Pedro J. Bondaczuk
A obsessão do compositor Johann Sebastian Bach pela Polifonia Contrapontística, cujas origens remontavam a um milênio ou mais, trouxe-lhe uma série de problemas dos quais não se livrou ao longo de toda sua vida. Suas principais composições são tão complexas, que só agora começam a ser “decodificadas”, devidamente entendidas e, por conseqüência, valorizadas. O pitoresco (na verdade bizarro) é que os críticos da sua época consideravam-no retrógrado e ultrapassado. Ou seja, classificavam como defeito e incompetência o que sequer entendiam, e não porque fosse ruim, mas por se tratar de algo sumamente avançado. Faltava-lhes, porém, humildade para admitir isso.
E o que é Polifonia Contrapontística? Recorro à enciclopédia eletrônica Wikipédia para defini-la, grosso modo: “É uma técnica usada na composição em que duas ou mais vozes melódicas são compostas, levando-se em conta, simultaneamente, o perfil melódico de cada uma delas e a qualidade intervalar e harmônica gerada pela sobreposição das duas ou mais melodias”. Na música brasileira, a execução do choro “Atraente”, composto por Chiquinha Gonzaga, tendo Pixinguinha ao saxofone e Benedito Lacerda, na flauta, é um bom exemplo, relativamente atual, dessa técnica, que os críticos tanto condenavam nas composições de Bach.
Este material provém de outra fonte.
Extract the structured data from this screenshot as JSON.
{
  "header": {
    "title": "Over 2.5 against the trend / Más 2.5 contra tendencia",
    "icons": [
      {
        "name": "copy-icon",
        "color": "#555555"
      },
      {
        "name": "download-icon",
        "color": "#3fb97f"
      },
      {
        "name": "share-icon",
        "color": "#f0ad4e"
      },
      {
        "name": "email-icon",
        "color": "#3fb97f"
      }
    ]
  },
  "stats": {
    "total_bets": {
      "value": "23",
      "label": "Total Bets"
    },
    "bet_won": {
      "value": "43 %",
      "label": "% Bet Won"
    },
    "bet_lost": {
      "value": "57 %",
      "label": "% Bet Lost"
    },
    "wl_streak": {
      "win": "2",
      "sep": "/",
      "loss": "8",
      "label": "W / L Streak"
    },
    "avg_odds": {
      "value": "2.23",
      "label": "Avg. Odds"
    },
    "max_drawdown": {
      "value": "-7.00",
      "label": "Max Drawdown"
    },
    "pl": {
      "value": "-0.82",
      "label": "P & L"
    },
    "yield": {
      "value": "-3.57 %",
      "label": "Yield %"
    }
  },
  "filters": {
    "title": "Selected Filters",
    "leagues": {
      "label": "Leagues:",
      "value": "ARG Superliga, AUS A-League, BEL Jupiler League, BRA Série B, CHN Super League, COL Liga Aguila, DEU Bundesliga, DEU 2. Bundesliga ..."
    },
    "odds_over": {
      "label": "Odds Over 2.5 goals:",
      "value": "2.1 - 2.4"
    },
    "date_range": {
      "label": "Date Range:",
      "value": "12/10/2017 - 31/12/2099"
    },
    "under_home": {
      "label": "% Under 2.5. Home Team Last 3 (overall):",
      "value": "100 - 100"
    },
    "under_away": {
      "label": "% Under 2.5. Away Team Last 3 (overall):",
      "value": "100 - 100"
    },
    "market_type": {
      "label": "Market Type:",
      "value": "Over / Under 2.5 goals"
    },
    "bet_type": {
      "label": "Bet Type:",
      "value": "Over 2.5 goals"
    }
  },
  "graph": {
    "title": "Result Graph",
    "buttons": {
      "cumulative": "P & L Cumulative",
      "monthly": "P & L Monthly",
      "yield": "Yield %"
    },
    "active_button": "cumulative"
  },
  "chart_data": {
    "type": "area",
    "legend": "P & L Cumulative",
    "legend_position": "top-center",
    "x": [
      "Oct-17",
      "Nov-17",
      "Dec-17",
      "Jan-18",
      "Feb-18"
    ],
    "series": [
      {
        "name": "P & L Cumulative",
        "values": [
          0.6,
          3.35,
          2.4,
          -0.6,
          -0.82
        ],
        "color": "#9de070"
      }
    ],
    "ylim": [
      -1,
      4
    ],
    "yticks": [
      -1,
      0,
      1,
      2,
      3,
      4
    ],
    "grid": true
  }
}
E o compositor pagou preço alto demais por sua genialidade. Sua maravilhosa música permaneceu ignorada por pelo menos um século, perdida em mãos inábeis, de quem não conseguia entender sua complexidade e, sobretudo, valorizar sua transcendência e beleza. Por pouco, muito pouco não acabou desaparecendo de vez, o que seria perda irreparável para a cultura, para a arte musical e para a humanidade. Suas partituras, pasmem, ficaram sem publicação até praticamente 1950, quando se completou o segundo centenário de sua morte (ocorrida em Leipzig, em 28 de julho de 1750, aos 65 anos de idade). Ainda em 1984, foi descoberta uma delas, inédita, que permaneceu perdida por 250 anos. Deve haver muitas outras por aí, à espera de serem encontradas.
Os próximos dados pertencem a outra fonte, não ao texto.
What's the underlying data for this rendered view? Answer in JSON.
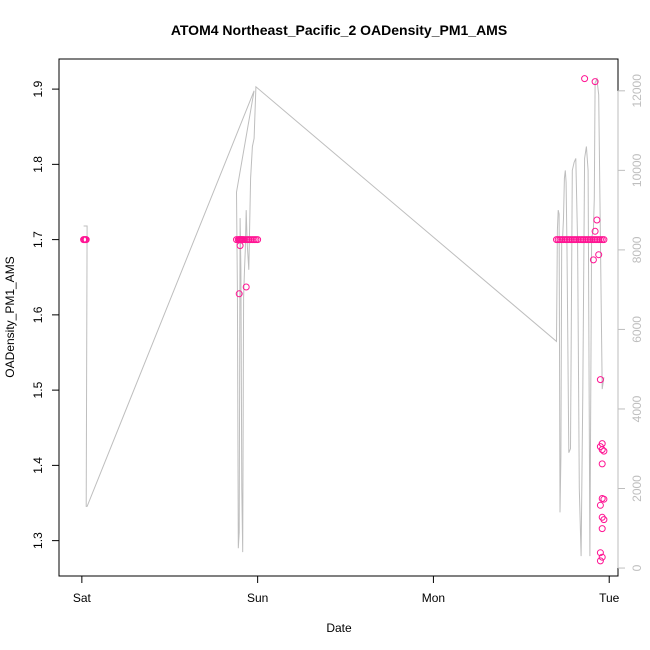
{
  "chart_data": {
    "type": "scatter",
    "title": "ATOM4 Northeast_Pacific_2 OADensity_PM1_AMS",
    "xlabel": "Date",
    "ylabel": "OADensity_PM1_AMS",
    "x_ticks": [
      "Sat",
      "Sun",
      "Mon",
      "Tue"
    ],
    "x_tick_values": [
      0,
      1,
      2,
      3
    ],
    "xlim": [
      -0.13,
      3.05
    ],
    "ylim": [
      1.253,
      1.94
    ],
    "y_ticks": [
      1.3,
      1.4,
      1.5,
      1.6,
      1.7,
      1.8,
      1.9
    ],
    "y2lim": [
      -200,
      12800
    ],
    "y2_ticks": [
      0,
      2000,
      4000,
      6000,
      8000,
      10000,
      12000
    ],
    "point_color": "#ff1493",
    "line_color": "#bebebe",
    "series": [
      {
        "kind": "points",
        "axis": "left",
        "x": [
          0.01,
          0.015,
          0.02,
          0.025,
          0.88,
          0.89,
          0.895,
          0.9,
          0.905,
          0.91,
          0.915,
          0.92,
          0.93,
          0.94,
          0.95,
          0.96,
          0.97,
          0.98,
          0.99,
          1.0,
          0.895,
          0.9,
          0.935,
          2.7,
          2.71,
          2.72,
          2.73,
          2.74,
          2.75,
          2.76,
          2.77,
          2.78,
          2.79,
          2.8,
          2.81,
          2.82,
          2.83,
          2.84,
          2.85,
          2.86,
          2.87,
          2.88,
          2.89,
          2.9,
          2.91,
          2.92,
          2.93,
          2.94,
          2.95,
          2.96,
          2.97,
          2.86,
          2.92,
          2.91,
          2.92,
          2.93,
          2.94,
          2.95,
          2.96,
          2.95,
          2.96,
          2.97,
          2.96,
          2.97,
          2.96,
          2.95,
          2.96,
          2.97,
          2.96,
          2.95,
          2.96,
          2.95
        ],
        "y": [
          1.7,
          1.7,
          1.7,
          1.7,
          1.7,
          1.7,
          1.7,
          1.7,
          1.7,
          1.7,
          1.7,
          1.7,
          1.7,
          1.7,
          1.7,
          1.7,
          1.7,
          1.7,
          1.7,
          1.7,
          1.628,
          1.692,
          1.637,
          1.7,
          1.7,
          1.7,
          1.7,
          1.7,
          1.7,
          1.7,
          1.7,
          1.7,
          1.7,
          1.7,
          1.7,
          1.7,
          1.7,
          1.7,
          1.7,
          1.7,
          1.7,
          1.7,
          1.7,
          1.7,
          1.7,
          1.7,
          1.7,
          1.7,
          1.7,
          1.7,
          1.7,
          1.914,
          1.91,
          1.673,
          1.711,
          1.726,
          1.68,
          1.514,
          1.429,
          1.425,
          1.421,
          1.419,
          1.402,
          1.355,
          1.356,
          1.347,
          1.331,
          1.328,
          1.316,
          1.284,
          1.278,
          1.273
        ]
      },
      {
        "kind": "line",
        "axis": "right",
        "x": [
          0.01,
          0.03,
          0.025,
          0.03,
          0.98,
          0.88,
          0.885,
          0.89,
          0.895,
          0.9,
          0.905,
          0.91,
          0.915,
          0.92,
          0.925,
          0.93,
          0.935,
          0.94,
          0.95,
          0.96,
          0.97,
          0.98,
          0.99,
          0.99,
          2.7,
          2.705,
          2.71,
          2.715,
          2.72,
          2.725,
          2.73,
          2.735,
          2.74,
          2.745,
          2.75,
          2.755,
          2.76,
          2.77,
          2.78,
          2.79,
          2.8,
          2.81,
          2.82,
          2.83,
          2.84,
          2.85,
          2.86,
          2.87,
          2.88,
          2.89,
          2.9,
          2.91,
          2.915,
          2.92,
          2.93,
          2.94,
          2.95,
          2.96,
          2.97
        ],
        "y": [
          8600,
          8600,
          1550,
          1550,
          12000,
          9450,
          7000,
          500,
          900,
          8800,
          7500,
          2000,
          400,
          6800,
          7500,
          8000,
          9000,
          8200,
          7500,
          9800,
          10600,
          10800,
          12100,
          12100,
          5700,
          8500,
          9000,
          8900,
          1400,
          2800,
          8200,
          8300,
          8800,
          9800,
          10000,
          9700,
          8000,
          2900,
          3000,
          10000,
          10200,
          10300,
          8200,
          2000,
          300,
          4400,
          10300,
          10600,
          10000,
          300,
          8300,
          8500,
          9300,
          12200,
          12300,
          11900,
          8300,
          4500,
          4800
        ]
      }
    ]
  }
}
Hoje, nos meios musicais do mundo todo, não subsiste qualquer controvérsia sobre a genialidade de Bach. Pelo contrário, há consenso em torno do fato dele ser insuperável em sua arte. Dizer ou escrever isso tornou-se, praticamente, redundância ou lugar comum, de tão óbvio que é. Não existe mais, portanto, a menor contestação à afirmação categórica de que ele foi (e, obviamente, segue sendo) o mais iluminado compositor de todos os tempos, que influenciou todos os outros criadores geniais da chamada “música eterna” que o sucederam, assombrando e conquistando irrestrito respeito e reverência de figuras como Ludwig van Beethoven, Felix Mendelsshon, Carl Friedrich Zeiter e Johannes Brahms, entre tantos e tantos outros.
Mais de trezentos anos depois do seu nascimento (ocorrido na cidade de Eisenach, em 31 de março de 1685), críticos, compositores, músicos, maestros, intelectuais ou simplesmente amantes da música chamada de “erudita” (ou clássica), concluem que a cabeça de Bach estava muito além do seu tempo, no ano 2000 talvez, ou, quem sabe, no 3000. Mais do que isso, suas composições são atemporais, daquelas que não podem ser datadas, que não se prendem a modismos, mas que são excelentes quando executadas seja em que época for. Afinal, o tempo dos gênios do seu porte só pode, mesmo, ter por parâmetro a eternidade. Infelizmente, para Bach, esse reconhecimento chegou tarde demais, mais de dois séculos após sua morte. Tardou, e muito, mas... não falhou. Felizmente. Mas o gênio não o testemunhou e, portanto, não o usufruiu.
E quanto aos contemporâneos que tanto o ridicularizaram, o que ocorreu com eles? Alguém os conhece? Sabe quem foram, onde viveram, o que fizeram? Não, claro que não! Há muito estão sepultados na vala do perpétuo esquecimento, como se nunca tivessem sequer existido. Ninguém, jamais, os menciona pelo nome, que se ignora. E se, casualmente, numa dessas raridades que às vezes acontecem, determinado pesquisador identifica algum desses ácidos críticos da obra de Bach, é apenas para ilustrar a “burrice” dos seus julgamentos, ou o mau caratismo da sua inveja, ou a estupidez da sua vaidade, ou, na melhor das hipóteses, seu péssimo gosto para as artes, principalmente para a música, que não os deixava enxergar o que hoje qualquer pessoa medianamente informada vê com a maior facilidade. Convenhamos, para eles, é melhor, mesmo, permanecer no absoluto esquecimento.